After arriving at one’s destination, it can be easy to just become disconnected and indifferent to one’s decisions, which can result in mistakes. One of the most common of these negligent mistakes is the excessive consumption of alcohol.

“You put yourself in harm’s way when you consume alcohol illegally. If you are drinking alcohol, you should eat, you should stay hydrated,” Cobb said. “You can download an app that can help you track your alcohol consumption.”

Before students actually leave campus, there are a few safety precautions that will allow them to sleep better at night, knowing their things are safe.

“Reduce the likelihood of break-ins by locking all doors and windows and locking up valuables, if possible,” said Kimberly Rice, sexual health educator at McKinley Health Center. “If you are driving to your destination … if you feel tired, switch drivers often and stay alert to reach your destination safely.”

Different vacation locations often pose their own unique safety concerns that should be aptly dealt with. For example, sunny locations are among the most popular spring break destinations, and students should take into account the effects of overexposure to the sun.

“Wear sunscreen, SPF 15 or higher, at all times,” Rice said. “The sun is most potent between the peak hours of 10 a.m. to 2 p.m., but reapply sunscreen throughout the day for maximum protection. Take breaks out of the sun to avoid overexposure and stay hydrated with water.”
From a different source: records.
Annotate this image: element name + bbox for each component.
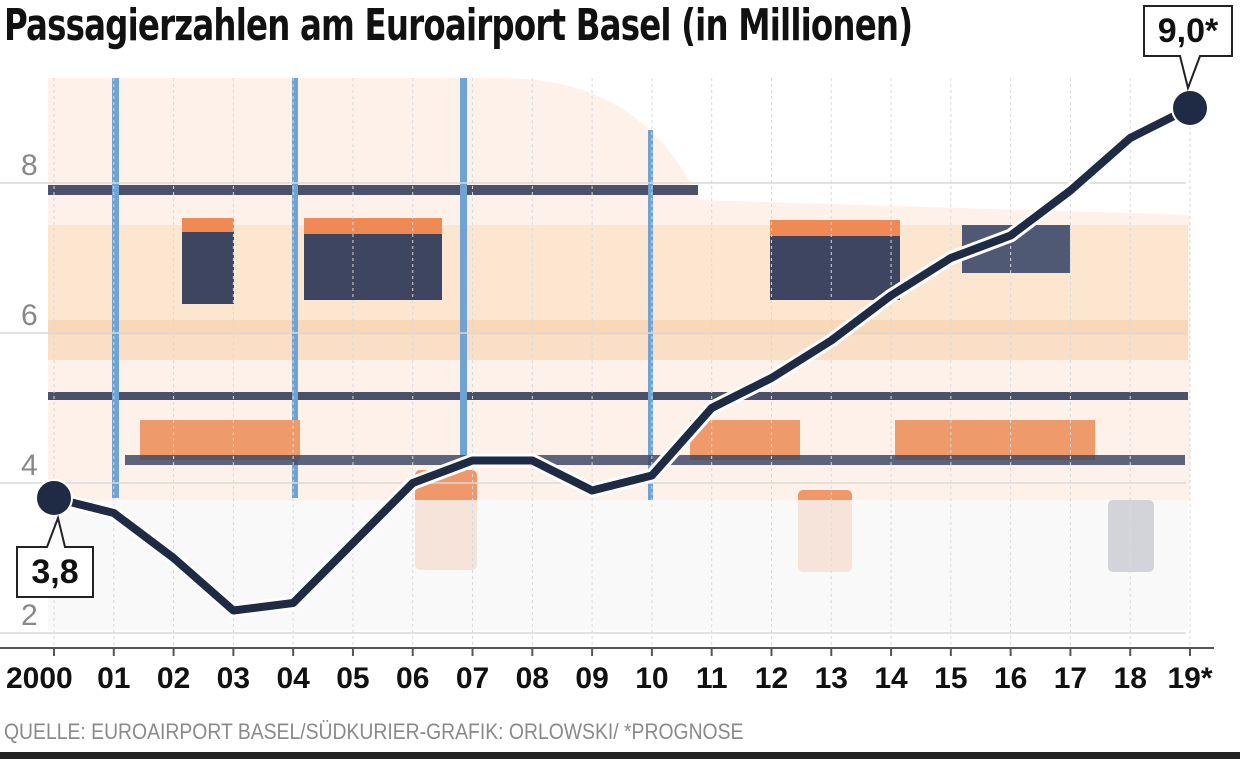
y-tick-label: 2 (21, 599, 38, 632)
x-tick-label: 15 (934, 662, 967, 695)
x-tick-label: 03 (217, 662, 250, 695)
source-note: QUELLE: EUROAIRPORT BASEL/SÜDKURIER-GRAF… (4, 719, 744, 744)
endpoint-marker (35, 479, 73, 517)
data-point (889, 293, 894, 298)
data-series (47, 101, 1197, 618)
x-tick-label: 18 (1114, 662, 1147, 695)
background-illustration (48, 78, 1190, 630)
data-point (948, 256, 953, 260)
x-tick-label: 12 (755, 662, 788, 695)
callout-box (16, 514, 94, 598)
y-tick-label: 6 (21, 299, 38, 332)
data-label: 3,8 (31, 553, 78, 591)
data-point (769, 376, 774, 380)
data-point (1128, 136, 1133, 140)
data-point (649, 473, 654, 478)
x-tick-label: 08 (516, 662, 549, 695)
y-tick-label: 8 (21, 149, 38, 182)
x-tick-label: 16 (994, 662, 1027, 695)
x-tick-label: 01 (97, 662, 130, 695)
data-point (590, 488, 595, 493)
page-title: Passagierzahlen am Euroairport Basel (in… (4, 0, 913, 51)
x-tick-label: 10 (635, 662, 668, 695)
x-tick-label: 11 (696, 662, 728, 695)
endpoint-marker (1171, 89, 1209, 127)
annotations: 3,8 9,0* (16, 5, 1233, 598)
data-point (1068, 188, 1073, 193)
data-point (1008, 233, 1013, 238)
series-line (50, 104, 1194, 615)
x-tick-label: 04 (276, 662, 310, 695)
x-axis-ticks: 2000 01 02 03 04 05 06 07 08 09 10 11 12 13 14 15 16 17 18… (6, 648, 1213, 695)
x-tick-label: 05 (336, 662, 369, 695)
x-tick-label: 06 (396, 662, 429, 695)
x-tick-label: 14 (874, 662, 908, 695)
data-point (171, 556, 176, 560)
data-point (111, 511, 116, 515)
data-point (350, 541, 355, 545)
data-point (829, 338, 834, 343)
x-tick-label: 19* (1167, 662, 1212, 695)
x-tick-label: 17 (1054, 662, 1087, 695)
x-tick-label: 09 (575, 662, 608, 695)
x-tick-label: 07 (456, 662, 489, 695)
callout-box (1143, 5, 1233, 92)
data-point (291, 601, 296, 605)
data-point (709, 406, 714, 410)
y-tick-label: 4 (21, 449, 38, 482)
data-point (231, 608, 236, 613)
data-label: 9,0* (1158, 12, 1219, 50)
data-point (530, 458, 535, 463)
data-point (410, 481, 415, 485)
y-axis-ticks: 2 4 6 8 (21, 149, 38, 632)
footer-bar (0, 752, 1240, 759)
data-point (470, 458, 475, 463)
x-tick-label: 2000 (6, 662, 73, 695)
x-tick-label: 02 (157, 662, 190, 695)
x-tick-label: 13 (815, 662, 848, 695)
gridlines (0, 78, 1191, 648)
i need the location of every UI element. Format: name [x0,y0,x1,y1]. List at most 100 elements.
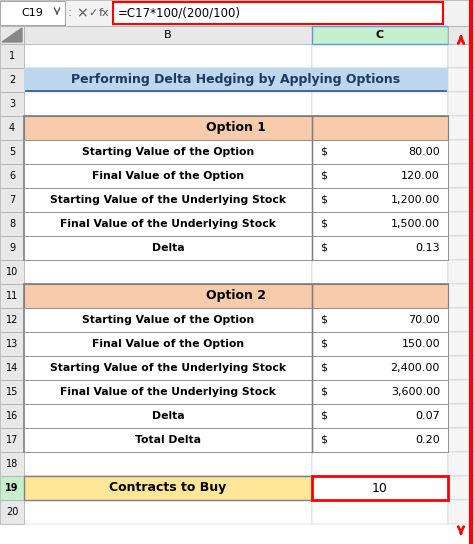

None of these safety precautions should be overwhelming, nor should they stifle the overall enjoyment of one’s break. Without the implementation of some of these simple tips, the entire spring break could be negatively affected. Even something as simple as a nasty sunburn can make a family vacation even more excruciating, so block up.

“Stay sober, keep your wits about you, and make sure that you’re making responsible decisions,” Cobb said.